Tekanan Sosial pada Olahragawan

Tekanan Sosial pada Olahragawan

Tekanan Sosial pada OlahragawanPertandingan Olimpiade di Rio berakhir dengan banyak keinginan yang bertentangan dengan harapan dari negara terpadat kedua di dunia. India mengantongi dua medali dan sekali lagi membuktikan konsistensinya dalam memberikan hasil yang buruk di Olimpiade.

Melihat burung emas meledak tanpa nafsu di tengah-tengah pertandingan, perdana menteri India memberikan slogan barunya “anak yang ceria berkembang” tetapi di negara di mana tag line berbunyi “anak yang suka bermain akan dipukuli” Anda hampir tidak dapat mengharapkan apa pun lebih baik.

Ketika para geek ditampilkan di balik tumpukan buku, memiliki kesehatan yang buruk dan kacamata berbingkai tanduk sementara bagian masyarakat yang miskin melambangkan anak-anak compang-camping yang lebih fokus pada olahraga daripada melakukan pekerjaan rumah.

Olahraga selalu dilihat sebagai perkembangan yang sehat untuk anak-anak, tetapi ketika menganggapnya sebagai sebuah profesi, hal-hal mungkin tidak begitu mendukung baik dari keluarga maupun masyarakat.
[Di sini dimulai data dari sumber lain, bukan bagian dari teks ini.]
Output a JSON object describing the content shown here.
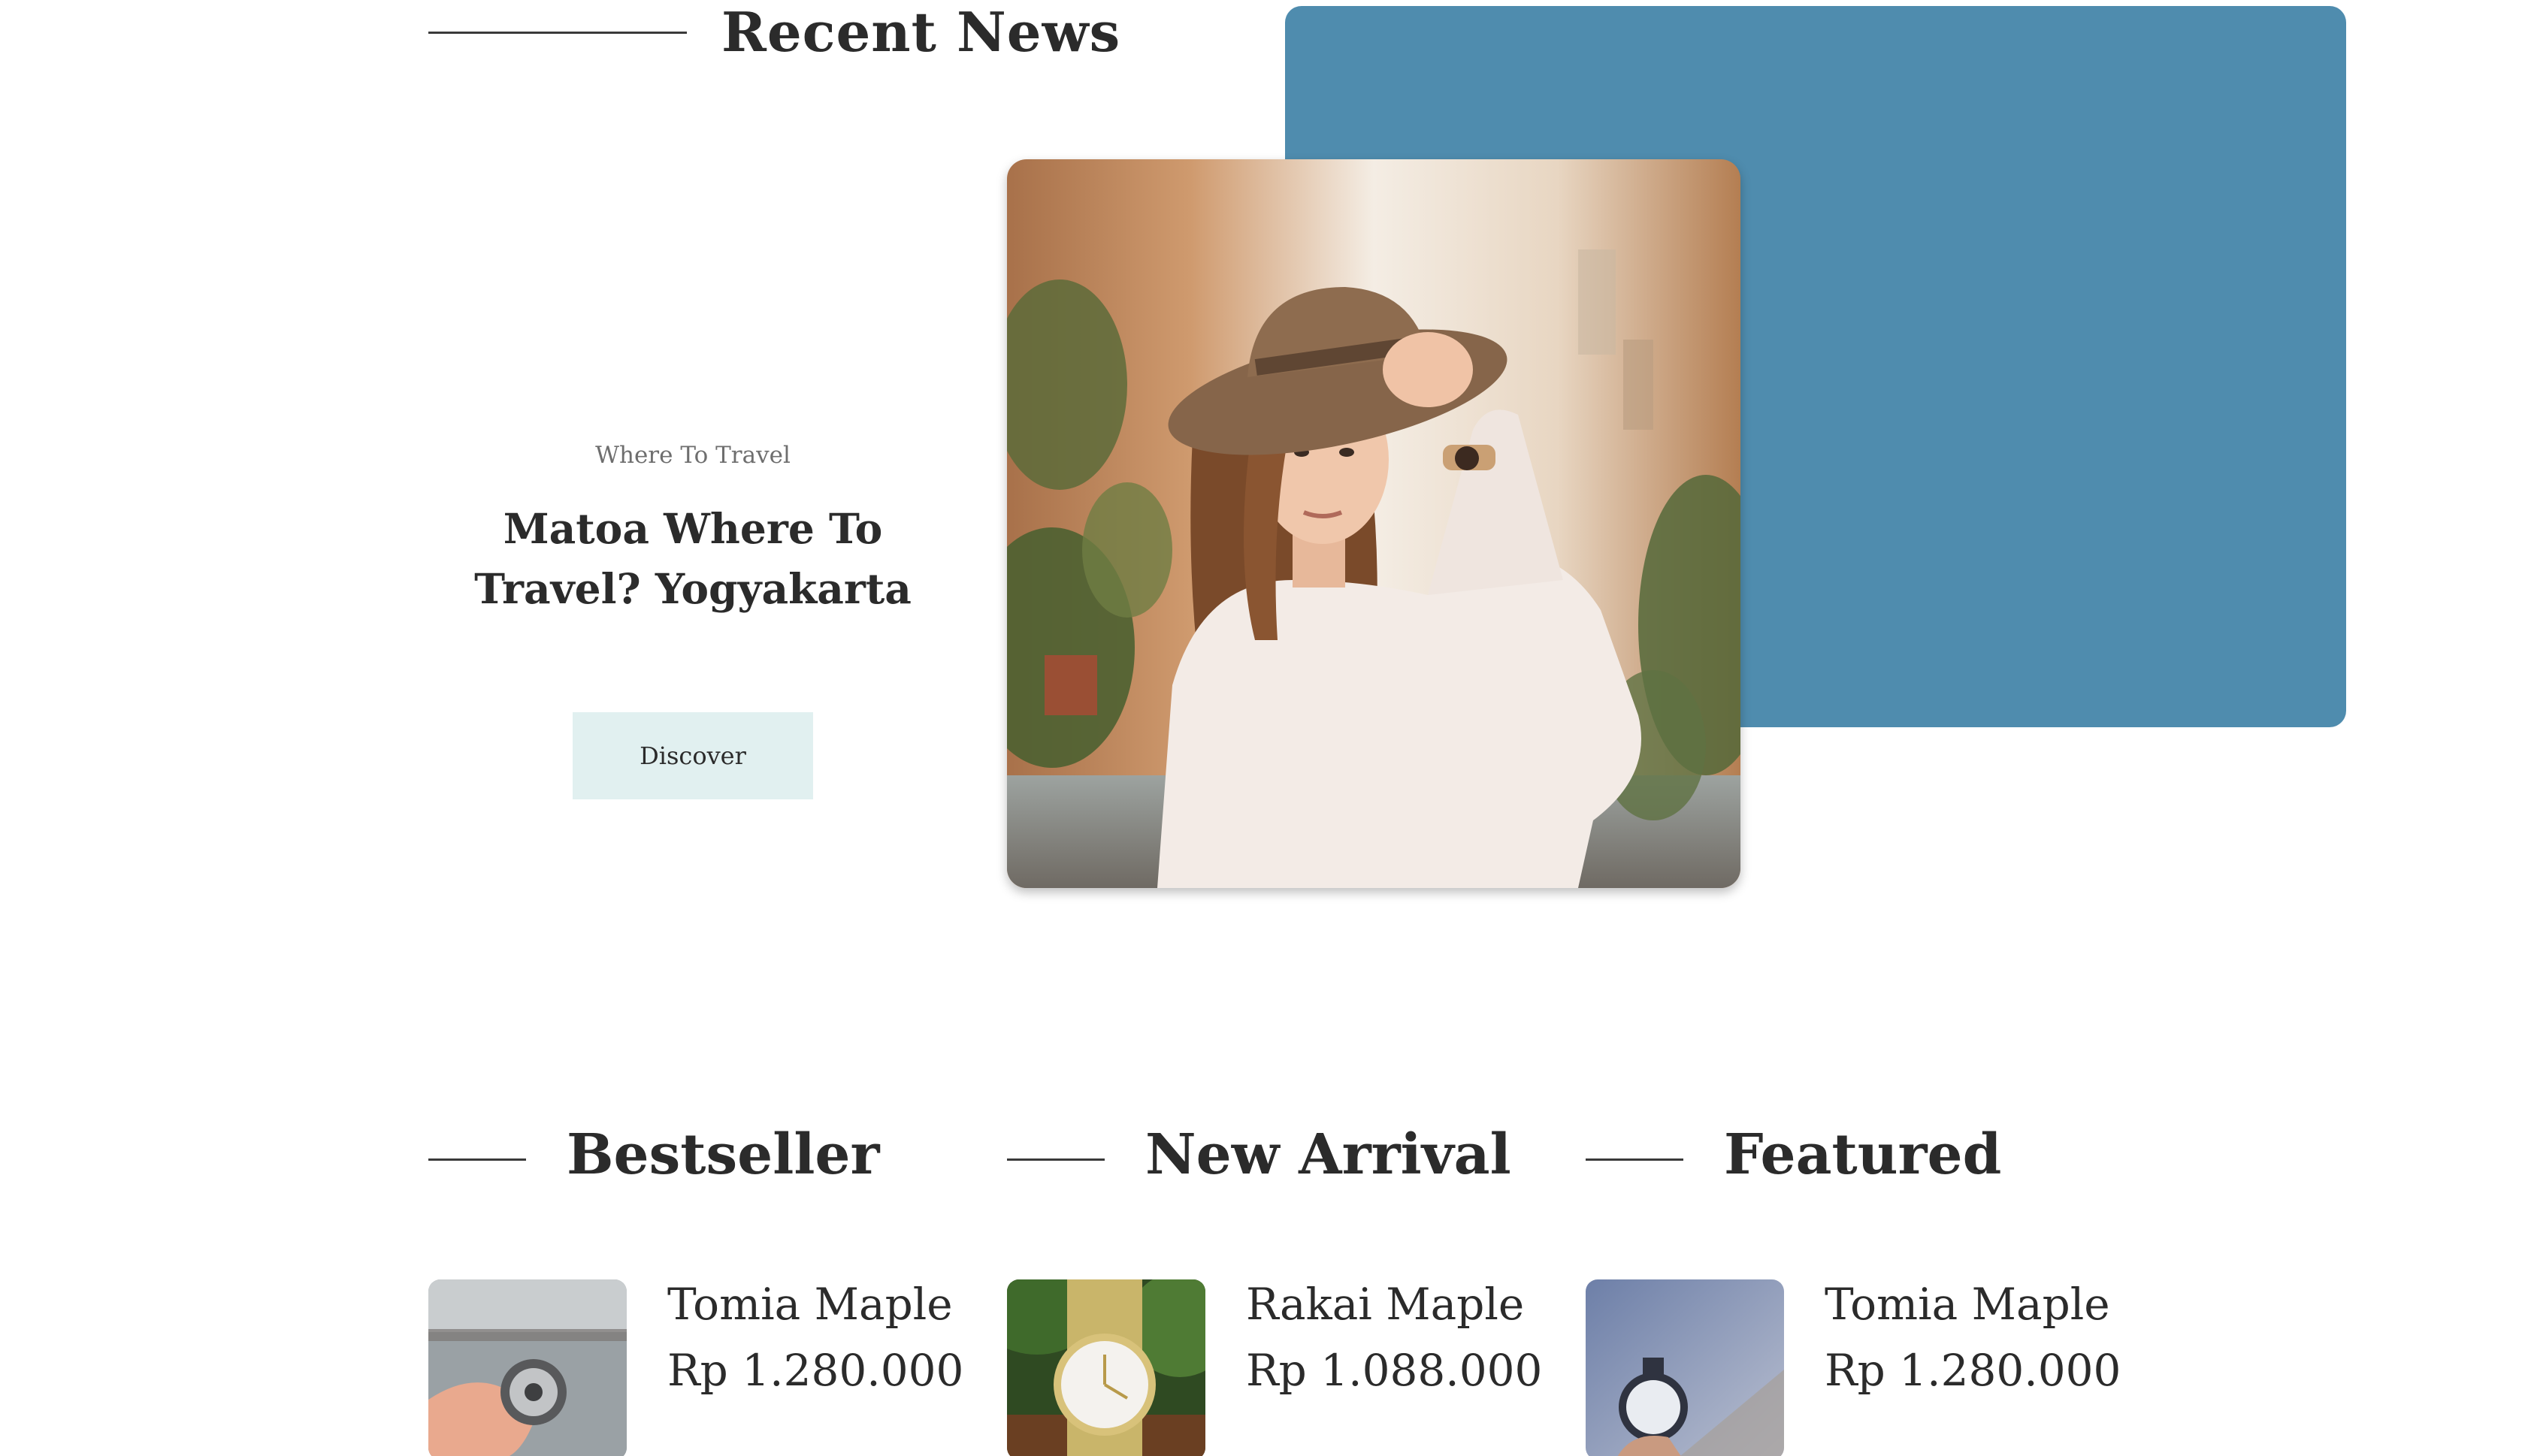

Dianggap bahwa seseorang mengadopsi olahraga hanya karena kurangnya kecerdasan, latar belakang keluarga yang buruk atau di ambang pengangguran.

Tren mata pelajaran pilihan yang berkembang menunjukkan pendaftaran yang luar biasa dalam aliran sains dan perdagangan yang menunjukkan bahwa orang tua ingin anak mereka menjadi dokter dan insinyur daripada olahragawan.
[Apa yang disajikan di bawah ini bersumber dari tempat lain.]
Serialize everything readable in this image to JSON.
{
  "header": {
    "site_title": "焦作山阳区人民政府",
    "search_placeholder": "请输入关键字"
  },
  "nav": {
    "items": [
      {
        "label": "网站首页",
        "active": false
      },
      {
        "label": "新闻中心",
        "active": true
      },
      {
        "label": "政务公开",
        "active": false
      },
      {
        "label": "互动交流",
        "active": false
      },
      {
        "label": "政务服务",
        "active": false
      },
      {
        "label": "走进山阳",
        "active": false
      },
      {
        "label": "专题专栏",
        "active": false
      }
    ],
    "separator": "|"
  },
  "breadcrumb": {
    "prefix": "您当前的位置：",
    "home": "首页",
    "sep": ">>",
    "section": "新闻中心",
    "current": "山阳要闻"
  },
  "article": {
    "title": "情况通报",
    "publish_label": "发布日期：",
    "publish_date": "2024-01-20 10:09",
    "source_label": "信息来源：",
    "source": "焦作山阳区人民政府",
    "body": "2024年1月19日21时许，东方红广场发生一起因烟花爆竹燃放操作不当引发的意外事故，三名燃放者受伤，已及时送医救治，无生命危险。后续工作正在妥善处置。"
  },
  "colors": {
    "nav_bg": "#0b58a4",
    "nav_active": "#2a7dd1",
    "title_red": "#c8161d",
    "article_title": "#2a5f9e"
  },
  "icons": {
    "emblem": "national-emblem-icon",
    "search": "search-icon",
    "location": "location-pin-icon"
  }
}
Ketika ditanya mengapa dia tidak mengizinkan putranya menjadi pemain kriket, Raju menjawab “di sini tidak ada ruang lingkup olahraga di negara kita, tingkat keberhasilannya sangat rendah, ada beberapa yang berhasil tetapi yang saya khawatirkan adalah sisanya.”

Para peneliti menemukan bahwa kriteria seleksi yang kaku, kurangnya jaminan kerja dalam bentuk apapun, dan masa kerja yang rendah merupakan faktor-faktor yang membutuhkan perhatian khusus dari pemerintah.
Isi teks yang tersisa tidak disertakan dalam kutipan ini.